Квартира оказалась двухкомнатной студией, и если коротко описать дизайнерский подход – это минимализм в черно-серо-белых тонах. Неожиданно робею и мнусь на пороге, пока Антон закрывает дверь и бросает ключи в стеклянную чашу, стоящую на комоде при входе. Подталкивая меня вперед, он говорит:
– Проходи уже, тридцать три несчастья. Разувайся.
В душе моей все восстает против такой характеристики, но я решаю простить ему это, ведь после он сообщает:
– Ляжешь на кровати, а я на диване посплю.
С этими словами он уходит по коридору, крикнув оттуда:
– Туалет и ванная здесь.
Осматриваюсь.
Одна стена комнаты посвящена творчеству группы и коллекции гитар. Я в гитарах не бум-бум, так что сразу перехожу к изучению всевозможных рамок, висящих на стене. Здесь у нас обложки альбомов группы, и их ровно пять, а также фотографии, на которых Антон, группа и разные люди. На одной из них Антон в окружении скандирующих фанатов ЦСКА.
Хм…
– Есть хочешь? – раздается над ухом.
Подпрыгиваю на месте и разворачиваясь на пятках, хлестнув его по лицу синими кончиками своих волос.
– Мать твою! – вопит он и отходит на пару шагов. – Больно!
– Прости! – пищу я.
Как неловко. Мне явно не хватает сегодня очков. А он меж тем снял толстовку, и даже сквозь футболку я вижу, какой фантастический у него пресс. Скольжу взглядом по тату, которыми покрыты его руки. Ничего себе! Отсюда и не разобрать, так много там всего…
Когда возвращаю глаза к его лицу, оно насмешливое.
Но когда человек покрывает себя татуировками с головы до ног (я знаю, что на ногах они у него тоже есть), он не может не ожидать того, что люди будут на него пялиться.
– Больно, наверное, было, – спрашиваю я, имея ввиду его татуировки.
– Не больнее, чем по роже получать, – сообщает Бес.

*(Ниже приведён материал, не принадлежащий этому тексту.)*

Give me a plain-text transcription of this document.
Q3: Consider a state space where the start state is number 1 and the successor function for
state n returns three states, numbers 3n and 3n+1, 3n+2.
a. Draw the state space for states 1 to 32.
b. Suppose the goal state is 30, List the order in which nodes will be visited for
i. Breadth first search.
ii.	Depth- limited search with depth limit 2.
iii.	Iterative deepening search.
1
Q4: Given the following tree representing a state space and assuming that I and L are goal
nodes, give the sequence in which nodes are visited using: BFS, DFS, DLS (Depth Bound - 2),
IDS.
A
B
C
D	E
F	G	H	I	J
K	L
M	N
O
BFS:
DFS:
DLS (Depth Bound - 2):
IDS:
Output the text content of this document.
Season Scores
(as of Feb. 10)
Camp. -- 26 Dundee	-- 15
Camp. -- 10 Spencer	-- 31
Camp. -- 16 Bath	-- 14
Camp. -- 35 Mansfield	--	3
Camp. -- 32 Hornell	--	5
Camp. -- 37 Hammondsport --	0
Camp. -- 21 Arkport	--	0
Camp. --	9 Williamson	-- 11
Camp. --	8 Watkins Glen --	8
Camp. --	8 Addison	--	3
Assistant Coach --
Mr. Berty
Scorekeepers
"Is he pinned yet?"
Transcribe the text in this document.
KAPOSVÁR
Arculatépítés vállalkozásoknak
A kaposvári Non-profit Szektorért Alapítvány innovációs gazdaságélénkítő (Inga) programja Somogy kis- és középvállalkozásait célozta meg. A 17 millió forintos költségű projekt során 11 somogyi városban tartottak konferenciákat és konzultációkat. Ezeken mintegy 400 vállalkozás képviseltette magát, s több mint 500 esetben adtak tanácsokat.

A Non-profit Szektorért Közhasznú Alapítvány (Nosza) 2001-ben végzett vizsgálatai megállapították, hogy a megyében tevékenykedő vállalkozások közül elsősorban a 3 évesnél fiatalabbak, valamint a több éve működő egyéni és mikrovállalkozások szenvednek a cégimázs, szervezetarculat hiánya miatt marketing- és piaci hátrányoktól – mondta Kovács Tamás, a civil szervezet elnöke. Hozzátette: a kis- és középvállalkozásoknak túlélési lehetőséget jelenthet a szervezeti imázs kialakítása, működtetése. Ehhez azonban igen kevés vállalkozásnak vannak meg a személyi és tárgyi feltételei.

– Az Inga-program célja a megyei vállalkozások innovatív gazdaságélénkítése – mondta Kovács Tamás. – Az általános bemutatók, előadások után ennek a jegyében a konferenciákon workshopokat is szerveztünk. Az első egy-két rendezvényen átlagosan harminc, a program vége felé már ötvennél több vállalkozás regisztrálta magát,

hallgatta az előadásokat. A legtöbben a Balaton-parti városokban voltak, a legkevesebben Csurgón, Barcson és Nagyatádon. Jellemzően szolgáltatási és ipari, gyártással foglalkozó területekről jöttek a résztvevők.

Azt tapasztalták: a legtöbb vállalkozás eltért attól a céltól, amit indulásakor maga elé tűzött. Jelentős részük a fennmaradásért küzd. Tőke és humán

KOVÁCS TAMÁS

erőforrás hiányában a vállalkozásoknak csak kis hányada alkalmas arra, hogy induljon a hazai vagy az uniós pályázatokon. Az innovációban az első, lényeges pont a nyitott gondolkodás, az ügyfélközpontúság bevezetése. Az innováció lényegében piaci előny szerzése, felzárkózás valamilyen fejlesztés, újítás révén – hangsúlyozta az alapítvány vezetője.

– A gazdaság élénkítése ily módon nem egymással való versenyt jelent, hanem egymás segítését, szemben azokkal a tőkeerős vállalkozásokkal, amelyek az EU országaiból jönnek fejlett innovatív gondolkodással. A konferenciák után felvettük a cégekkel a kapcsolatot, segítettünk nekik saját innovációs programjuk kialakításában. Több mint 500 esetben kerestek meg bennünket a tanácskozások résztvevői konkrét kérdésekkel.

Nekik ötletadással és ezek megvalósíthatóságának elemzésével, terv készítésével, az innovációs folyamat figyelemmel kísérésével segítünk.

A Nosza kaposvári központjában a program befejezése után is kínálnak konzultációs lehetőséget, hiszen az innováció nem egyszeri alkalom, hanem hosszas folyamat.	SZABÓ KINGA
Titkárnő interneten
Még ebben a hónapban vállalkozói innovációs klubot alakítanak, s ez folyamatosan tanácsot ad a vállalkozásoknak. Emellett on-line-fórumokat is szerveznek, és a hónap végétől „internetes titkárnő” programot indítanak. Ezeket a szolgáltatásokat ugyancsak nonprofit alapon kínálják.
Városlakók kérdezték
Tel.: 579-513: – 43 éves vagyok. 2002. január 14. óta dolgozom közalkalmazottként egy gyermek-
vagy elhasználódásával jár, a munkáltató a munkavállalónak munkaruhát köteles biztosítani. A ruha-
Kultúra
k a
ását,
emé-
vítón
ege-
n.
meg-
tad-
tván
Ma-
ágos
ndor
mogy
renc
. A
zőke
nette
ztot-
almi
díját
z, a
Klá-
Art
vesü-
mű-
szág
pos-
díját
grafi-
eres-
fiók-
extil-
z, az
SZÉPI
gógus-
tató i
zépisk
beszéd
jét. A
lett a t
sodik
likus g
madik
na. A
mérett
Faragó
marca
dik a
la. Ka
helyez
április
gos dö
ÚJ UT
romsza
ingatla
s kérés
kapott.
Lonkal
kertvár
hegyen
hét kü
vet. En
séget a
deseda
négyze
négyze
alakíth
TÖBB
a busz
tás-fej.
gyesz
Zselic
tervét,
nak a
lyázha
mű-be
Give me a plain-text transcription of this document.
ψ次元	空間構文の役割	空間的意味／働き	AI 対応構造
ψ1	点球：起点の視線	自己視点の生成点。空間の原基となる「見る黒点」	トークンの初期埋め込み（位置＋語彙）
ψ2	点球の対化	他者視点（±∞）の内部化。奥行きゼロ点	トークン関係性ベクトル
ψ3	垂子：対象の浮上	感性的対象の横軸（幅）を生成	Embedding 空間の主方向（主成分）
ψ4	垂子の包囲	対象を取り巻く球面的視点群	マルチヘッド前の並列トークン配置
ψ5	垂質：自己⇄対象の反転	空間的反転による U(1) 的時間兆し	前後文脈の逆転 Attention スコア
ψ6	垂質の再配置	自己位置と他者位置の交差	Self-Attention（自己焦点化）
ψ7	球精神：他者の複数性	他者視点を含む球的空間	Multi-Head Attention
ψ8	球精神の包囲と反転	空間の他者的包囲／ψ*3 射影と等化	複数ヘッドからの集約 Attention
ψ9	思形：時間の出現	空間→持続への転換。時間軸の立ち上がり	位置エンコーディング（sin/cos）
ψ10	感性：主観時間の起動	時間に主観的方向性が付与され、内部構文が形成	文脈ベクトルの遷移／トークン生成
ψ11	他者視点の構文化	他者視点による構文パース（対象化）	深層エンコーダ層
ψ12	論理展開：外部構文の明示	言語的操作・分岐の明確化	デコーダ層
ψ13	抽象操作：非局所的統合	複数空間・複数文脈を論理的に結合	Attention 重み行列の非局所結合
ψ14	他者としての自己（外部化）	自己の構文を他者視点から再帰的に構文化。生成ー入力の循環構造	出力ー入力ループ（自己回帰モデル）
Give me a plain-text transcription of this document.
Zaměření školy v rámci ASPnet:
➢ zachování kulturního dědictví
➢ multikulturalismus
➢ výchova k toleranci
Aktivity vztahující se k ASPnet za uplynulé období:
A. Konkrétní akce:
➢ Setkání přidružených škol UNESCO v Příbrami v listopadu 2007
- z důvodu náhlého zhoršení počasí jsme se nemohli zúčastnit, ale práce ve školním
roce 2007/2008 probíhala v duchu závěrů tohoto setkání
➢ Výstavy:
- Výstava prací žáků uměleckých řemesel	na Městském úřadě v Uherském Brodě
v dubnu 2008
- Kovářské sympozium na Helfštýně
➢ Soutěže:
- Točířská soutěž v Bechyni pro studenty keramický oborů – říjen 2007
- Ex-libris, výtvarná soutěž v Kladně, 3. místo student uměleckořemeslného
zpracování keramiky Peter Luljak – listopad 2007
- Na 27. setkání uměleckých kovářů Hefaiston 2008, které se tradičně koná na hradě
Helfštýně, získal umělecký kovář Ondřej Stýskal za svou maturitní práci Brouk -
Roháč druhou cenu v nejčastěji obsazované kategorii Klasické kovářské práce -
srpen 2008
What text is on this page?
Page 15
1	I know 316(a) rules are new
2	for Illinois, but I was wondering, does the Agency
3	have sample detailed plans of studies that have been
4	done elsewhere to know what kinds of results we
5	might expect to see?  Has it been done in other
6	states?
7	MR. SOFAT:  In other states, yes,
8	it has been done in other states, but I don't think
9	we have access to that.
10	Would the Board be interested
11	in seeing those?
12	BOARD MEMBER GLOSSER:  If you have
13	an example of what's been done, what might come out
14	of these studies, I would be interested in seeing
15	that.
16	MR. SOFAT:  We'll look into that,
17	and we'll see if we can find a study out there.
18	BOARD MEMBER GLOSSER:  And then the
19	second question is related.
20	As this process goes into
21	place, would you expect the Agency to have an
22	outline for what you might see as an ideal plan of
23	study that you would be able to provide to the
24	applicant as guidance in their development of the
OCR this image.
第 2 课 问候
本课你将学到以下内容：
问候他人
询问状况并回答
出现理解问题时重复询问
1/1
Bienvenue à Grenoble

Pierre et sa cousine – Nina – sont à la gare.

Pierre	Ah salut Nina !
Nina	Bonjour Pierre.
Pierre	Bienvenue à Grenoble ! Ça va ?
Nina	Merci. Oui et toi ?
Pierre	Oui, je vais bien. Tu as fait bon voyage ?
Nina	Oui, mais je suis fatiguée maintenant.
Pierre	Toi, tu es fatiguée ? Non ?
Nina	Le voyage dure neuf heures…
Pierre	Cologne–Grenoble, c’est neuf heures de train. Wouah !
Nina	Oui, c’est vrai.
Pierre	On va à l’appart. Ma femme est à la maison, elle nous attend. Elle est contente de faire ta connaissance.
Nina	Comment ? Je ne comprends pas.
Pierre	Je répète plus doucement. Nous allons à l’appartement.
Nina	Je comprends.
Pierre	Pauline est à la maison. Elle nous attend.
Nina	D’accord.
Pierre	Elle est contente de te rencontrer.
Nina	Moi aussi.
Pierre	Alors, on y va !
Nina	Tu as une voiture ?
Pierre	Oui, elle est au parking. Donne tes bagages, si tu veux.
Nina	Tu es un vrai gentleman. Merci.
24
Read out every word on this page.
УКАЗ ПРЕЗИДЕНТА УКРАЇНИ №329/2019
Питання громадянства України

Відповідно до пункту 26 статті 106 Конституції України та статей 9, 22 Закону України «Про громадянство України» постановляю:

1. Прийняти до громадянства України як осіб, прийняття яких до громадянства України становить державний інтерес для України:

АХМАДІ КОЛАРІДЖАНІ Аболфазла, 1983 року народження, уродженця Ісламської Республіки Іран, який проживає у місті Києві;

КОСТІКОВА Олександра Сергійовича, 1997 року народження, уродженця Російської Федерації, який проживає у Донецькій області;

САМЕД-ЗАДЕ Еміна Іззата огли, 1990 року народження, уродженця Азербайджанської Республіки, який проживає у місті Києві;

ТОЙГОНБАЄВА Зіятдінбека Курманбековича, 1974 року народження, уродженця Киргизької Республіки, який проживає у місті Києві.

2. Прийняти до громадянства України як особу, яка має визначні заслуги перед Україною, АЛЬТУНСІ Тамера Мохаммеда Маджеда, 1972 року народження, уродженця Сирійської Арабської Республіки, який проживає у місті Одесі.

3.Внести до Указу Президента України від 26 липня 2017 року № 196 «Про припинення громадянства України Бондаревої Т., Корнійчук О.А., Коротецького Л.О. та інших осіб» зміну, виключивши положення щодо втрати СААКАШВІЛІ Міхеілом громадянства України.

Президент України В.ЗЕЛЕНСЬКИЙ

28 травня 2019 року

Я это запомню. Возможно, когда-нибудь я решусь набить себе что-то маленькое и милое, такое девчачье.
– Ну, так… гхм… я пойду спать? – спрашиваю его, сама не знаю на что надеясь.
Вряд ли в таком состоянии он способен домогаться меня. А если бы смог?
Да? Нет?
– Ага, давай. Спокойной ночи, – говорит Антон и направляется к дивану.
Очень тихо сливаюсь, уверенная в том, что смогу найти вторую комнату в двухкомнатной квартире-студии. По дороге заглядываю в ванную. Кровать разобрана для меня, а на подушке лежит аккуратно сложенная футболка.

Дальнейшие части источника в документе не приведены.